The Swinging Door of ERP Consultants

As a former implementation lead on the client side, I can attest that the practice of replacing consultants at every stage of an ERP implementation was frustrating and objectionable. Nothing was more disruptive than stopping all the progress you previously made, to once again explain your processes and requirements to the “new kid on the block”.

  • Be sure that you, as the client, hire and contract with recruiters or ERP implementation partners who understand the need to bring on functional and technical consultants that are committed to a project.
  • Make sure that all the processes, requirements and key improvements have been thoroughly documented and are available for review. Insist that the new consultant studies the documents within his/her expertise before he goes to the client. Find ERP consultants that are willing to train the newcomer.
  • Within a small to medium size company, most clients’ core team members are still juggling multiple jobs.

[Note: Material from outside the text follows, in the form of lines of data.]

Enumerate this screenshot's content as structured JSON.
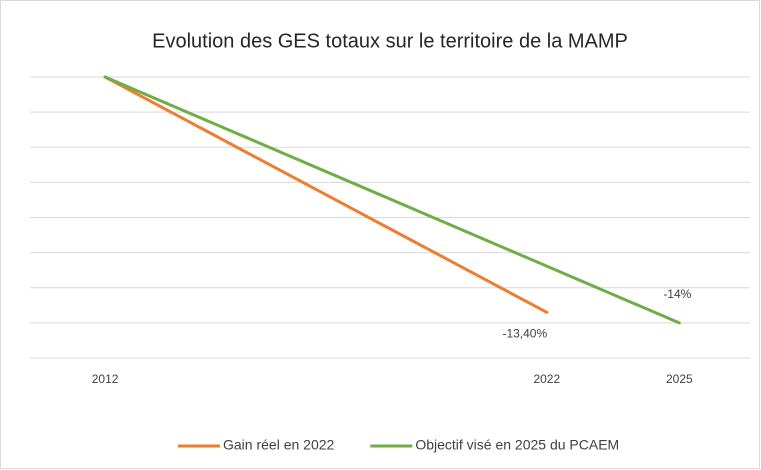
{
  "chart_data": {
    "type": "line",
    "title": "Evolution des GES totaux sur le territoire de la MAMP",
    "xlim": [
      2010.3,
      2026.6
    ],
    "xticks": [
      2012,
      2022,
      2025
    ],
    "ylim": [
      -16,
      0
    ],
    "yticks": [
      0,
      -2,
      -4,
      -6,
      -8,
      -10,
      -12,
      -14,
      -16
    ],
    "grid": true,
    "legend": "bottom",
    "series": [
      {
        "name": "Gain réel en 2022",
        "color": "#ED7D31",
        "x": [
          2012,
          2022
        ],
        "values": [
          0,
          -13.4
        ],
        "value_labels": [
          null,
          "-13,40%"
        ]
      },
      {
        "name": "Objectif visé en 2025 du PCAEM",
        "color": "#70AD47",
        "x": [
          2012,
          2025
        ],
        "values": [
          0,
          -14
        ],
        "value_labels": [
          null,
          "-14%"
        ]
      }
    ]
  }
}
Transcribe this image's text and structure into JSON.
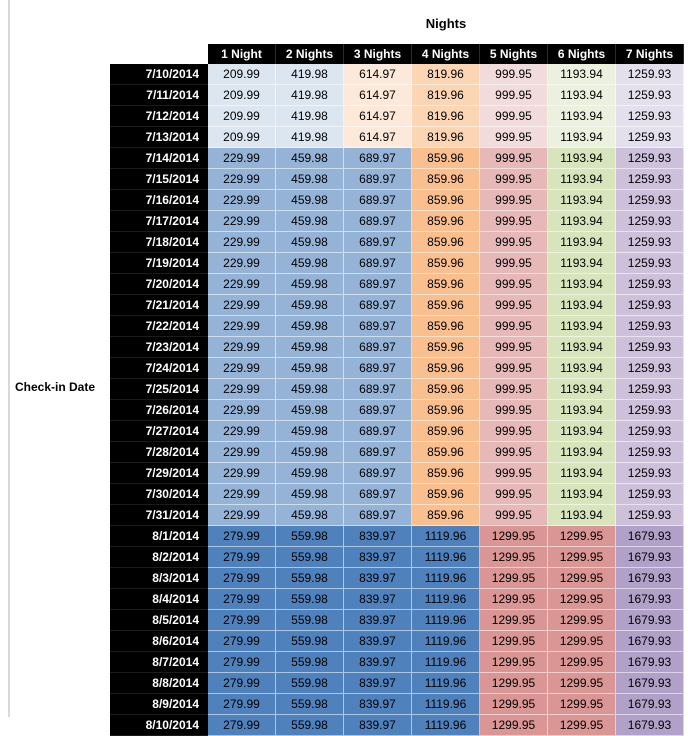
{
  "chart_data": {
    "type": "table",
    "title": "Nights",
    "row_label": "Check-in Date",
    "columns": [
      "1 Night",
      "2 Nights",
      "3 Nights",
      "4 Nights",
      "5 Nights",
      "6 Nights",
      "7 Nights"
    ],
    "row_groups": [
      {
        "dates": [
          "7/10/2014",
          "7/11/2014",
          "7/12/2014",
          "7/13/2014"
        ],
        "prices": [
          209.99,
          419.98,
          614.97,
          819.96,
          999.95,
          1193.94,
          1259.93
        ],
        "cell_colors": [
          "#dce6f1",
          "#dce6f1",
          "#fde9d9",
          "#fcd5b4",
          "#f2dcdb",
          "#ebf1de",
          "#e4dfec"
        ]
      },
      {
        "dates": [
          "7/14/2014",
          "7/15/2014",
          "7/16/2014",
          "7/17/2014",
          "7/18/2014",
          "7/19/2014",
          "7/20/2014",
          "7/21/2014",
          "7/22/2014",
          "7/23/2014",
          "7/24/2014",
          "7/25/2014",
          "7/26/2014",
          "7/27/2014",
          "7/28/2014",
          "7/29/2014",
          "7/30/2014",
          "7/31/2014"
        ],
        "prices": [
          229.99,
          459.98,
          689.97,
          859.96,
          999.95,
          1193.94,
          1259.93
        ],
        "cell_colors": [
          "#95b3d7",
          "#95b3d7",
          "#95b3d7",
          "#fabf8f",
          "#e6b8b7",
          "#d7e4bc",
          "#ccc0da"
        ]
      },
      {
        "dates": [
          "8/1/2014",
          "8/2/2014",
          "8/3/2014",
          "8/4/2014",
          "8/5/2014",
          "8/6/2014",
          "8/7/2014",
          "8/8/2014",
          "8/9/2014",
          "8/10/2014"
        ],
        "prices": [
          279.99,
          559.98,
          839.97,
          1119.96,
          1299.95,
          1299.95,
          1679.93
        ],
        "cell_colors": [
          "#4f81bd",
          "#4f81bd",
          "#4f81bd",
          "#4f81bd",
          "#d99694",
          "#d99694",
          "#b1a0c7"
        ]
      }
    ],
    "styles": {
      "header_bg": "#000000",
      "header_text": "#ffffff",
      "body_text": "#000000"
    }
  }
}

The last thing they need is to spend time repeating everything they have already discussed, maybe many times!

Continuity of consultants and staff, the ability for those consultants to update each other, and being sure that documentation is easily accessible, can eliminate the frustration that a core team member experiences throughout the entire implementation.

ERP Consultants Running Amok

Check with you ERP implementation partner on the rules that they establish for the workplace. I’m the client, and working like mad to keep the project moving forward. I have a stake in the outcome, and will most likely be rated on my performance. I feel I have every right to demand the same level of behavior from those that are being paid far more than I am.

  • Does the partner allow the consultant to take recruiting calls during the workday? I have had numerous meetings/discussions interrupted by calls from headhunters. The consultants used “my” time to discuss their next gig.
  • Does the partner allow the consultant to make all their travel arrangements during the workday? I watched and waited while they spent 30 minutes booking flights and hotel reservations.
  • You provide lunch for the team members. Yet, many consultants use their expense accounts to go outside the premises. Make sure you are not being charged for those expenses.
  • Are the consultants expected to arrive on time, and leave at the end of the workday? I have known some very dedicated consultants that would put in many hours at the workplace and many more during their evenings. Others wandered in when they felt like, took long lunch hours and left with no regard to the work that was required.

Be sure you monitor the behavior. Report problems immediately to the contractor.  Get feedback from your own staff. You pay for excellent service, and you should expect nothing less. As the ultimate employer you should demand the same rules from your consultants as you expect from your direct employees.

Morale throughout the entire ERP project is paramount. Nothing can make your own employees less committed than working with ERP consultants that lack discipline, dedication and integrity.

Remember a happy project team is a successful project team!